= A Texas Steer (play) =

1890 play by Charles H Hoyt

A Texas Steer is a play written by Charles H. Hoyt in 1890 and opened in Broadway theatres in 1894 after several years of touring across American cities. It was later adapted into an American silent film in 1927.

The play featured in Indianapolis in early 1891 at the city's Grand Opera House to a full audience. As a satirical comedy, it offered a caricatured portrayal of American politics, drawing comparisons to Gilbert and Sullivan's exaggerated style. The play's success prompted additional performances, with tickets selling out quickly.

==Production and cast==
The play was considered a departure from Hoyt's usual work, with humor taking precedence over singing and dancing, favoring a more straightforward approach to comedy.
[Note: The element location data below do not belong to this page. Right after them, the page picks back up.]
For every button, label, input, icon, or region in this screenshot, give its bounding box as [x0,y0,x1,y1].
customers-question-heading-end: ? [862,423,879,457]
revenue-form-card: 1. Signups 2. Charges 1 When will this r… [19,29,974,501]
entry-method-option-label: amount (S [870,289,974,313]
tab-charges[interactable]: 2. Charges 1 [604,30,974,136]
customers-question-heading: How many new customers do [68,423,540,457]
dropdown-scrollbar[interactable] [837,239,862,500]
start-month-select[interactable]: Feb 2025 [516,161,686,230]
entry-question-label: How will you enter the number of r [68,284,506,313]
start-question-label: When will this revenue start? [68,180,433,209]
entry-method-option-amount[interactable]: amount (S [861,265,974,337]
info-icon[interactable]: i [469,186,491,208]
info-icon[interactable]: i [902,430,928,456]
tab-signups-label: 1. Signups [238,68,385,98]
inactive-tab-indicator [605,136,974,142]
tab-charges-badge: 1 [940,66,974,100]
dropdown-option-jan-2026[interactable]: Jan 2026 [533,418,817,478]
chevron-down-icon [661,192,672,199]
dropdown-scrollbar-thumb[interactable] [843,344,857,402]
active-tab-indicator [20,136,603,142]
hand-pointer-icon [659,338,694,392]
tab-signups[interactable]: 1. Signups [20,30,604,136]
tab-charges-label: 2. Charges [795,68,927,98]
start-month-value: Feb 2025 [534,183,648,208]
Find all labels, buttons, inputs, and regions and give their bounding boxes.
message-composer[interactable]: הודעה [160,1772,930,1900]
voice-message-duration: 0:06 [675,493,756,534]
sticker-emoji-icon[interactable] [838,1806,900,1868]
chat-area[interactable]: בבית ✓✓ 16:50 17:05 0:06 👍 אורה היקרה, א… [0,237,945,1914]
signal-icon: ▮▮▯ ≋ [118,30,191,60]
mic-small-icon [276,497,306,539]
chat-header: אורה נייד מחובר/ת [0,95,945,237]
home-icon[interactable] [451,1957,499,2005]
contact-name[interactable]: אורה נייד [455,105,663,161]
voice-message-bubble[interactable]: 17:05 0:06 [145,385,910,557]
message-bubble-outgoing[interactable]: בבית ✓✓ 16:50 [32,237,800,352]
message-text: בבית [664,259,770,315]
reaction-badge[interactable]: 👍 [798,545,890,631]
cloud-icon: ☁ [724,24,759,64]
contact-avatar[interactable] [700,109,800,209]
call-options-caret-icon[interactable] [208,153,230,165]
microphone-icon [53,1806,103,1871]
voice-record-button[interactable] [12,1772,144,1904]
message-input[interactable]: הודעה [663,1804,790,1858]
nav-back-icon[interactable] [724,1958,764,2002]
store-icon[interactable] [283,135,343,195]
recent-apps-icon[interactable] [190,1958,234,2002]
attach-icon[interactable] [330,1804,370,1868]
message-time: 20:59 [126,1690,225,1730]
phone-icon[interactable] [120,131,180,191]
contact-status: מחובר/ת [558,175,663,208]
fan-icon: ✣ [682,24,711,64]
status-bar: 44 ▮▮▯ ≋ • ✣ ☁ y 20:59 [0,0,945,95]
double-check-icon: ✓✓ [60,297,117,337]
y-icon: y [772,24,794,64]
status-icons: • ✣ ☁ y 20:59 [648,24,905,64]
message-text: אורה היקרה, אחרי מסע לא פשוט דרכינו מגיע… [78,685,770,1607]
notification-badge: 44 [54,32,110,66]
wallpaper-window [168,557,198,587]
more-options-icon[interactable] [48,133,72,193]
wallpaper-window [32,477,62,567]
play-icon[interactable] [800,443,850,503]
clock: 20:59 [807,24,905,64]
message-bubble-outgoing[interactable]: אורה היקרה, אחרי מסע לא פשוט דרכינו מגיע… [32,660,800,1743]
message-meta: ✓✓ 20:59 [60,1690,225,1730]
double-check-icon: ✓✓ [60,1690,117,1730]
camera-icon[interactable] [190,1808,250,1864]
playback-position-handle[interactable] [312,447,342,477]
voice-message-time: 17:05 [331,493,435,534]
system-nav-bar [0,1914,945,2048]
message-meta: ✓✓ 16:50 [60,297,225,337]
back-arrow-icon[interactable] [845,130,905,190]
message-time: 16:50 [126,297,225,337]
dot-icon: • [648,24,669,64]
Women were portrayed with dignity instead of having female characters in skimpy attire.
The play's dialogue was described as being sharp and witty and kept the audience engaged. Tim Murphy's portrayal of Maverick Brander, a Texan thrust into politics, was praised for originality and skill. Alongside him, Flora Walsh as "Bossy" added charm and humor in her character's journey to a socialite. Of the supporting cast, Will Bray played "the Minister to Dahomey" and was described as having brought depth and diversity.

==Reception==
A critic writing for The Indianapolis Journal in 1891 hailed the play as a standout piece for Hoyt, suggesting that it marked a shift by showcasing his ability to write plays beyond farce-comedy and not just primarily for entertainment or financial gain. The Cheyenne Daily Leader made a similar observation in their promotion of the play in 1892, noting that it marked a "notable advance in composition and in literary ability". The Buffalo Courier also praised the play, suggesting that it offered audiences a chance to laugh at the absurdities of power and corruption.

A critic for The Anaconda Standard writing in April 1896 described it as "a good play, well acted", suggesting it would likely be a success with the public with its "immense amount of satire on the political world".